Kapterev then analyzes Malcolm Gladwell's famous spaghetti sauce presentation and sees that it follows this structure but with a longer conclusion:
  1. Exposition: 2 minutes
  2. Problem: 2 minutes
  3. Solution: 5 minutes
  4. Conclusion: 8 minutes
Having too much or too little of either part is what he calls the problem of balance.

Exposition

  • Too much: We wonder what's the point? We want emotion, conflict, and exposition just tells us facts. 
  • Too little: The presentation doesn't establish common ground and we have trouble seeing the point again.
  • Just right
  1. Introduce the ground rules. Explain how long the presentation is and whether you would like questions during or at the end.
  2. Introduce the hero. Introduce yourself, too, if you are different from the hero. Tell a short story about your qualifications.
  3. Introduce the situation. Show statistics. Show how the problem came about and how bad it was.
  4. Introduce the story. 

Problem

  • Too much: Don't make your presentation into a horror story that is all about the problem. Explaining the problem is important, but you need to get to the solution, too.
  • Too little: You need to motivate the audience, and that requires a problem.
  • Just right: It serves as an emotional hook that makes the audience want to keep listening for the solution. The difficulty is saying something the audience doesn't know, something they don't already agree with. Show statistics, but provide context for them. We need to know how big of a problem it really is. But remember to be passionate about it. Show emotion.

Solution

  • Too much: Goes along with not enough problem. They just list the facts, the solution, the things that they have. The problem is obvious, they claim.
  • Too little: They think it's obvious. But if it's obvious, there's no need for the presentation. There's no emotion. Not a good story.
  • Just right: After the problem, the audience is ready to listen. 
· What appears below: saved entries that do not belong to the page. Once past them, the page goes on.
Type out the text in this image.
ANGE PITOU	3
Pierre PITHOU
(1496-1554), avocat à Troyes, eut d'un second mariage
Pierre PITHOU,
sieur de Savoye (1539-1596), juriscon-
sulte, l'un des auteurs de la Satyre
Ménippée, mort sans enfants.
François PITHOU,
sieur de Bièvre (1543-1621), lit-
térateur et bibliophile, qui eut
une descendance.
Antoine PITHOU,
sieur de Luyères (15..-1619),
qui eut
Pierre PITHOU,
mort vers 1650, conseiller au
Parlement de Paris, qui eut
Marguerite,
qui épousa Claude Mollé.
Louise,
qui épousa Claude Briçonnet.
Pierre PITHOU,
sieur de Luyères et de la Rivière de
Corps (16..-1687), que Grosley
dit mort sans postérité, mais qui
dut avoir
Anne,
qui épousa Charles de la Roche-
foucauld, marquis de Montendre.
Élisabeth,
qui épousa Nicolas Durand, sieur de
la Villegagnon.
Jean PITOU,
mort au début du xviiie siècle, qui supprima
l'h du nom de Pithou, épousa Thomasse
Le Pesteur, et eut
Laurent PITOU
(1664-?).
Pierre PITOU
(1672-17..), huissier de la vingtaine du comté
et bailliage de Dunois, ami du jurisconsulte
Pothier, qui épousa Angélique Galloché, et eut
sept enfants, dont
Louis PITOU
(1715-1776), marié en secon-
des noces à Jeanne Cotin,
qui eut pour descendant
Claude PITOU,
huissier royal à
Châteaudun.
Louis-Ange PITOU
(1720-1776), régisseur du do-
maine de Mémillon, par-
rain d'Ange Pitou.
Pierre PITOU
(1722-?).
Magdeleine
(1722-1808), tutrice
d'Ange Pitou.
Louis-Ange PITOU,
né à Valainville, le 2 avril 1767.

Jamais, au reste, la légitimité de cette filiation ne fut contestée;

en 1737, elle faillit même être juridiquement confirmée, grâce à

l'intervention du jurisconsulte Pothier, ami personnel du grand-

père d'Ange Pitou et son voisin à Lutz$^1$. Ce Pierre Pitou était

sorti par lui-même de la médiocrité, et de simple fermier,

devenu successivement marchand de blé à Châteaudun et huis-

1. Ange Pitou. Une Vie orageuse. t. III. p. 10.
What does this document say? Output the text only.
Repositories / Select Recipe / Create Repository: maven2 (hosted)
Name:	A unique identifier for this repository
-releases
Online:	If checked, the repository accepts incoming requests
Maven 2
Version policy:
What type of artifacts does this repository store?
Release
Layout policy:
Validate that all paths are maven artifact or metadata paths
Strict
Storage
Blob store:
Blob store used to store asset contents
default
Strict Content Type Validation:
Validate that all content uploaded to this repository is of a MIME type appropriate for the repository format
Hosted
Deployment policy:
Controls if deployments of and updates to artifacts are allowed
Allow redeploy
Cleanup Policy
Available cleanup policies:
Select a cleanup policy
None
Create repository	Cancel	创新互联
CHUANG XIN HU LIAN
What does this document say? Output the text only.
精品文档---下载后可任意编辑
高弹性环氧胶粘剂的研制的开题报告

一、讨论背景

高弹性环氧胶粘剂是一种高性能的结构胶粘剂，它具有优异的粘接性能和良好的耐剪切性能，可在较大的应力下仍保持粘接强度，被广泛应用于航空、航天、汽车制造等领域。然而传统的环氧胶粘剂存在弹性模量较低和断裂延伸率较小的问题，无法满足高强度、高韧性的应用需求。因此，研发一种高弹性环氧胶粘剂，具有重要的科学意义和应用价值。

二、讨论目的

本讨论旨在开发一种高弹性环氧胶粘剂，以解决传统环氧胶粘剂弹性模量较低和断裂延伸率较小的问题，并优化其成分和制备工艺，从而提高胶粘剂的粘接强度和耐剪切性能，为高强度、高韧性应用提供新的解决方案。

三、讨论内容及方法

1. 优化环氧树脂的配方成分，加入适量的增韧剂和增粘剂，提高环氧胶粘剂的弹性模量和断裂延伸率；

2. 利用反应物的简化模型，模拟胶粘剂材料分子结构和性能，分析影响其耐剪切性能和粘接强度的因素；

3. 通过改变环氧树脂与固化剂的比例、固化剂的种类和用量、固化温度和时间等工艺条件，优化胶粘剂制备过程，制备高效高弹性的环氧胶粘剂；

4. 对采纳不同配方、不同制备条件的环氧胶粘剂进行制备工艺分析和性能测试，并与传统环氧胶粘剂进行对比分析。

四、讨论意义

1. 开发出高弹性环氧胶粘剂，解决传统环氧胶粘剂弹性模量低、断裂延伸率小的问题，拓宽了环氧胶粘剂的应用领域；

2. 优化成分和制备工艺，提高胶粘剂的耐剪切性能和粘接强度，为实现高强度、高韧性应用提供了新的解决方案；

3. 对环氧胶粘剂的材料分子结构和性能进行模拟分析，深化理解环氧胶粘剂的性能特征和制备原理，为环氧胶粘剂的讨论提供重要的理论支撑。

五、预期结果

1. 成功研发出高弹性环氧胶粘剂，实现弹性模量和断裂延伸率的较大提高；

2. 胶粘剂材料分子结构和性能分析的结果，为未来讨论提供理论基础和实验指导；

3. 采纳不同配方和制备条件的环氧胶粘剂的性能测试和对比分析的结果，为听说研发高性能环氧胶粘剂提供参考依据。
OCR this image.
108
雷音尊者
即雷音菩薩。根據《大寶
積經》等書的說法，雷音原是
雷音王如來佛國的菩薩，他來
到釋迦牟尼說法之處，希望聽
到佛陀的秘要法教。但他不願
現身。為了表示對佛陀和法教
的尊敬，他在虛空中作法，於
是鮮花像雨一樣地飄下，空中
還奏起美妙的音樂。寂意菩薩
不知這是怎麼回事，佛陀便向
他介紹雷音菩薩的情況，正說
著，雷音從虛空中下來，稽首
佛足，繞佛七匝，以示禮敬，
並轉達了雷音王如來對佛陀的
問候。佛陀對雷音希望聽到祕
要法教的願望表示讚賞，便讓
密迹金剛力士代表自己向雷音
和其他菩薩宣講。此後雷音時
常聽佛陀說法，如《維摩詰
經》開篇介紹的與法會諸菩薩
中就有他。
The solution part is difficult, and Kapterev goes through Richard Wurman's L.A.T.C.H. acronym to show different ways of presenting information, the many unifying metaphors people use. The point here is that presentations need some unifying principle. 
  • Location: The chair, the wheel, the house. 
  • Alphabet: Use an acronym that people will be able to remember. 
  • Time: A sequence or narrative of events or how a process works. 
  • Category: Keep it simple, with just several, i.e. three, categories. More than four and people have trouble remembering them.
  • Hierarchy: Again, only three or four points here such as company goal, department goal, personal goal.

Conclusion

  • Too much: Can come across as moralizing or abstract, without the necessary problem and solution parts. 
  • Too little: Leave the audience with something to do. Don't leave them asking, "now what?"
  • Just right
    • Wrap-up--repeat the important points. 
    • Call for action--leave them with something to do. 
    • The moral--sometimes it doesn't work in business or technical presentations, but when it leads from the problem and solution, it can make everything else stick.